Kaj Martin (left) and Asmo Jaaksi at Lasipalatsi Square. Photo: Pertti Nisonen

Helsinki-info reviews Amos Rex and discusses integration

The English section of the Helsinki-info bulletin’s new edition presents the new Amos Rex art museum, the Job’d project of Migrant Youth Helsinki and a Turkish immigrant’s views about learning Finnish.  

Amos Rex was embraced by the public with enthusiasm even before the art museum opened doors at the end of August: people rushed to the mound-like structures that the subterranean art museum creates in the Lasipalatsi Square above it. “I wanted to create a space full of life,” says museum architect Asmo Jaaksi of JKMM Architects, who stood in awe witnessing the success of his creation. 

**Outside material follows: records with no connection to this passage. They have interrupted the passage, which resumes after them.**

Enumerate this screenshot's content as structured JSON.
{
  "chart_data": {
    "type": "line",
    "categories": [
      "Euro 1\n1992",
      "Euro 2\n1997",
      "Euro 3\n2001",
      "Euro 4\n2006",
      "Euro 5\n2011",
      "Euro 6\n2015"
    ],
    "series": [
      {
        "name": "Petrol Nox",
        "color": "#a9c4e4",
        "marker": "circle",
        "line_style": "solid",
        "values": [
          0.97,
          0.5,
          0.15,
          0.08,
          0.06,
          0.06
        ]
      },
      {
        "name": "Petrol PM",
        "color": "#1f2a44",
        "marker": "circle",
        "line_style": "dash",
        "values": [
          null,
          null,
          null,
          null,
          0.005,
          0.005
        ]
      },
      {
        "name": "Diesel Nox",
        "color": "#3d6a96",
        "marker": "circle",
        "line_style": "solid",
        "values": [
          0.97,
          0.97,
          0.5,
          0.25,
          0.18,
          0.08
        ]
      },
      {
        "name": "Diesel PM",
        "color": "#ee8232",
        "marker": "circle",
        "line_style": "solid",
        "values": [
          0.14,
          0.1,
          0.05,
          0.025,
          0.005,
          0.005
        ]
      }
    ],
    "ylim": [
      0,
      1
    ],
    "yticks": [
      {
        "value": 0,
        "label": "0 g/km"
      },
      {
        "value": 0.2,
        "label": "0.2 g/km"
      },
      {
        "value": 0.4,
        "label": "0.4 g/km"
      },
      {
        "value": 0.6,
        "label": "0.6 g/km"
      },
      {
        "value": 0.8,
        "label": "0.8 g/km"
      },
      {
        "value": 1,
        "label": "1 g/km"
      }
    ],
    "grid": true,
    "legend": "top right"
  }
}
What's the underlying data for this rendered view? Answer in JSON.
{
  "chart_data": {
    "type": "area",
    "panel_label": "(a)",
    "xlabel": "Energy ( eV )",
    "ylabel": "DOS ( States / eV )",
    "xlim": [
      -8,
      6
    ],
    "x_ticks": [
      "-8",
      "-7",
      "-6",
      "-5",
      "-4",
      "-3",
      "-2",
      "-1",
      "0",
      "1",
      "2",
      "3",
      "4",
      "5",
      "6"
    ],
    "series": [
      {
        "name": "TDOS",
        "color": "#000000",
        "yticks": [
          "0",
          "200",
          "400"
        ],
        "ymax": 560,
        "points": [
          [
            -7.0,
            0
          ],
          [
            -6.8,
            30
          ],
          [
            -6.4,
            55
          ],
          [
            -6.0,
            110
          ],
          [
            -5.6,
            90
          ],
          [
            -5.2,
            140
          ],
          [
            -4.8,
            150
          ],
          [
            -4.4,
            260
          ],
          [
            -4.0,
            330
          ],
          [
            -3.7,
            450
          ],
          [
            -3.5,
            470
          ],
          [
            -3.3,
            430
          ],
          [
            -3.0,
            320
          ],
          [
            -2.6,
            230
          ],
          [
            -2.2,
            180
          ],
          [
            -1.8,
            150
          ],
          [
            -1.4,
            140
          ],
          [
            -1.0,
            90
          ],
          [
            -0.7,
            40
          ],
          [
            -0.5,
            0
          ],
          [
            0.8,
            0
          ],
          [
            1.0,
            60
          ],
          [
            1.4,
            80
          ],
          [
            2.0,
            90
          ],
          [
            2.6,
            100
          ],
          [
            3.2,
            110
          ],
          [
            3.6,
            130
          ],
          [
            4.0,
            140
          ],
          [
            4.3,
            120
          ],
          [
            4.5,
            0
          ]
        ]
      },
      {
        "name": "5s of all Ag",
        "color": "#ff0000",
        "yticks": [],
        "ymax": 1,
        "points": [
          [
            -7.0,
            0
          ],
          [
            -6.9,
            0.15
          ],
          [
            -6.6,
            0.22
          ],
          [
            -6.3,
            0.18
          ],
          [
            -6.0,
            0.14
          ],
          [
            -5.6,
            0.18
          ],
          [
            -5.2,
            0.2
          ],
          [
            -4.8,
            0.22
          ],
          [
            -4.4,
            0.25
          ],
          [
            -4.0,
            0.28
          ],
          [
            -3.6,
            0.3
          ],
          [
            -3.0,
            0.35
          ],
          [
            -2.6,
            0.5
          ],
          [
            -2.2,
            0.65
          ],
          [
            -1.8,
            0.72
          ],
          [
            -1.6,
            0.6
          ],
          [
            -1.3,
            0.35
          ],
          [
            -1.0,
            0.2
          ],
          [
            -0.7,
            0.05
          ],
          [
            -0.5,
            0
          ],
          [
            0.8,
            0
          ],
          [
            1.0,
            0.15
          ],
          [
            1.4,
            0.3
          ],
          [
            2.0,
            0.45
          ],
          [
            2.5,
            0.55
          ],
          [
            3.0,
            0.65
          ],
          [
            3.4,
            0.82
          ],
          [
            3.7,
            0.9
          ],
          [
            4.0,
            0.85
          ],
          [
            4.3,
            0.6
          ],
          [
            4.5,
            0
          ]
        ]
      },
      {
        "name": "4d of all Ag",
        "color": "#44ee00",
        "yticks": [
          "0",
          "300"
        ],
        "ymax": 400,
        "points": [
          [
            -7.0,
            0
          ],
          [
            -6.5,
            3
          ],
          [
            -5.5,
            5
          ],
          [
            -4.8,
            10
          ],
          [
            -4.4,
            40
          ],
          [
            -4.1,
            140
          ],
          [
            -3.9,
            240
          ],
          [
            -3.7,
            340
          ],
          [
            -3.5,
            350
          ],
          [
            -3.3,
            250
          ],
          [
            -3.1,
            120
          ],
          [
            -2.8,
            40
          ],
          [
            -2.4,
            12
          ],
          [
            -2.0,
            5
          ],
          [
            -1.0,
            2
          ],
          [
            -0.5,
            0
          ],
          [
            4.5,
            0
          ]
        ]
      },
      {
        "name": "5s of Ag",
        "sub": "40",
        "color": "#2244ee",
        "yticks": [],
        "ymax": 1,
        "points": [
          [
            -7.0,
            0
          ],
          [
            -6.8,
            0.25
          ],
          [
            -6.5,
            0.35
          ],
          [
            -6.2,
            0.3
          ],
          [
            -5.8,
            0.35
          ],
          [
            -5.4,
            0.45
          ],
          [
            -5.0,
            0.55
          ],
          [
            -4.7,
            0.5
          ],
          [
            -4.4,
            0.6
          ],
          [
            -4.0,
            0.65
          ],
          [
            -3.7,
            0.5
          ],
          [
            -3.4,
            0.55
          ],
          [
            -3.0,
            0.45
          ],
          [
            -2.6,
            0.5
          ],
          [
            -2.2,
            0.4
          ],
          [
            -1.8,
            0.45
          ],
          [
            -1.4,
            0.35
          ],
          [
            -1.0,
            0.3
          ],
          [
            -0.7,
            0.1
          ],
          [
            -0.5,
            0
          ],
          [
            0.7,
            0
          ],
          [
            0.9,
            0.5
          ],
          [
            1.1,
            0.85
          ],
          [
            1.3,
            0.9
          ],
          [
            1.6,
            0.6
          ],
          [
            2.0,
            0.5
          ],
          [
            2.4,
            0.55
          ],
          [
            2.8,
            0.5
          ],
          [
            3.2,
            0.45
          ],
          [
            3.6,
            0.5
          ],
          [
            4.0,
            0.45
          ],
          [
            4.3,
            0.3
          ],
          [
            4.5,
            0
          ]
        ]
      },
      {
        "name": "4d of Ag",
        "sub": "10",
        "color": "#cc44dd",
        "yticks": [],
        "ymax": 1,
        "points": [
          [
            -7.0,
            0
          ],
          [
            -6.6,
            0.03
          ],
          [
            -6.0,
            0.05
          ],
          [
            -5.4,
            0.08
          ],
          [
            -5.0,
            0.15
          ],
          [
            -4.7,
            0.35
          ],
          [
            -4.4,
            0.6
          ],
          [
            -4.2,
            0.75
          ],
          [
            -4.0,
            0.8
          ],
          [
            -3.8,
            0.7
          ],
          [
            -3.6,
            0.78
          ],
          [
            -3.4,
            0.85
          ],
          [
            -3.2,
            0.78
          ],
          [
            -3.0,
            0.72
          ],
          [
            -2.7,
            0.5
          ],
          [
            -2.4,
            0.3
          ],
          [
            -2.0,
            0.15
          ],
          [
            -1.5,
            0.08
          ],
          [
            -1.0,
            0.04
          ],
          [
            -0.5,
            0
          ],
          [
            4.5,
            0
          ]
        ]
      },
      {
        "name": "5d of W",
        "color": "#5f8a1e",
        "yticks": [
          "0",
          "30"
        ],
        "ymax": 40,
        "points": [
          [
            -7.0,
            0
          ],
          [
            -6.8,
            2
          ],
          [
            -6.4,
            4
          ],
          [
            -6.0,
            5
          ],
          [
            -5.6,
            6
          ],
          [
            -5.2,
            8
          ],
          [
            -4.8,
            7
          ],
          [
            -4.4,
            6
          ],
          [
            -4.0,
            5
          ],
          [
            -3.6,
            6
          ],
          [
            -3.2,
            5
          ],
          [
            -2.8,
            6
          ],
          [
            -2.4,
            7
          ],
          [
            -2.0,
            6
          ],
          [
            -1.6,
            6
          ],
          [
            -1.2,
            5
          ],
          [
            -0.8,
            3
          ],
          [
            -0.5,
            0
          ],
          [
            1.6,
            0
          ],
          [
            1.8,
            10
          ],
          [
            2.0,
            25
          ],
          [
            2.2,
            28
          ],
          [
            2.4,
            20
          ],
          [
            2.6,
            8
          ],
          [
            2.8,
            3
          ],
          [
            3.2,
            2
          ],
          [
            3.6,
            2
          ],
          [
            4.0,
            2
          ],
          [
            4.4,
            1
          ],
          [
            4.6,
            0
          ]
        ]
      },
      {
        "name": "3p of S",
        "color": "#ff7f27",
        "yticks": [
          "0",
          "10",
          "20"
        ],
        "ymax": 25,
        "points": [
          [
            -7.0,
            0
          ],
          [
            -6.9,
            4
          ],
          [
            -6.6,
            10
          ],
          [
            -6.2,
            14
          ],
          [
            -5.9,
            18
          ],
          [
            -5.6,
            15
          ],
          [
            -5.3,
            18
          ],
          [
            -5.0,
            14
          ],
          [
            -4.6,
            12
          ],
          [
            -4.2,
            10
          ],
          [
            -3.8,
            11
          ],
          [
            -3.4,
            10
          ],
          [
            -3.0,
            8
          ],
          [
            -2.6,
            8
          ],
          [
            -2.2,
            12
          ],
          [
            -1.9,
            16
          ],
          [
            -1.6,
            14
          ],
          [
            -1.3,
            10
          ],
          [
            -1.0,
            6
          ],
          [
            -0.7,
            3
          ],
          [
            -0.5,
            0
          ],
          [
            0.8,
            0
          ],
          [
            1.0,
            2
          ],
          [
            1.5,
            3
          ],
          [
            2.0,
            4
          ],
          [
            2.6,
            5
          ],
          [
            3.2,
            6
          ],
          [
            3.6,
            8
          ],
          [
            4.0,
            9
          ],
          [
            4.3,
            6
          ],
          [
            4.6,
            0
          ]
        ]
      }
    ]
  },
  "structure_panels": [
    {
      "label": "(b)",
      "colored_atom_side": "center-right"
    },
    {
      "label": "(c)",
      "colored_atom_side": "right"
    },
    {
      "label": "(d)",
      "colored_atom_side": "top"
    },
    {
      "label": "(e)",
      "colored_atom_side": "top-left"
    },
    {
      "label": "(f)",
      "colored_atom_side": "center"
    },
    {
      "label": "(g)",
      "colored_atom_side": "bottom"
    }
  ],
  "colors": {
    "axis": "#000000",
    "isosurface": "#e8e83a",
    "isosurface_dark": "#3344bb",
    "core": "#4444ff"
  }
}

“We are a dynamic, open museum, and we reach out to young audiences,” says Amos Rex Programme Director Kaj Martin. In keeping with the mission, Amos Rex opens with a mind-blowing exhibition of reality-altering, immersive digital installations by teamLab of Japan. 

Migrant Youth Helsinki helps young immigrants to integrate. The project has developed an operating model called Job’d, which helps young people to enter the job market. According to Migrant Youth Helsinki project manager Irma Sippola, Job’d is a good match with the everyday lives of young people. “Job’d utilizes the power that exists in young people themselves,” she says.  

Turkish political scientist Halil Gürhanli urges immigrants to be active to integrate into Finnish society and to learn Finnish. “Finnish language skills are key to adapting to Finnish culture,” he says. “I helped myself the most by entering the discomfort zone and forcing myself to speak Finnish, learning more that way.”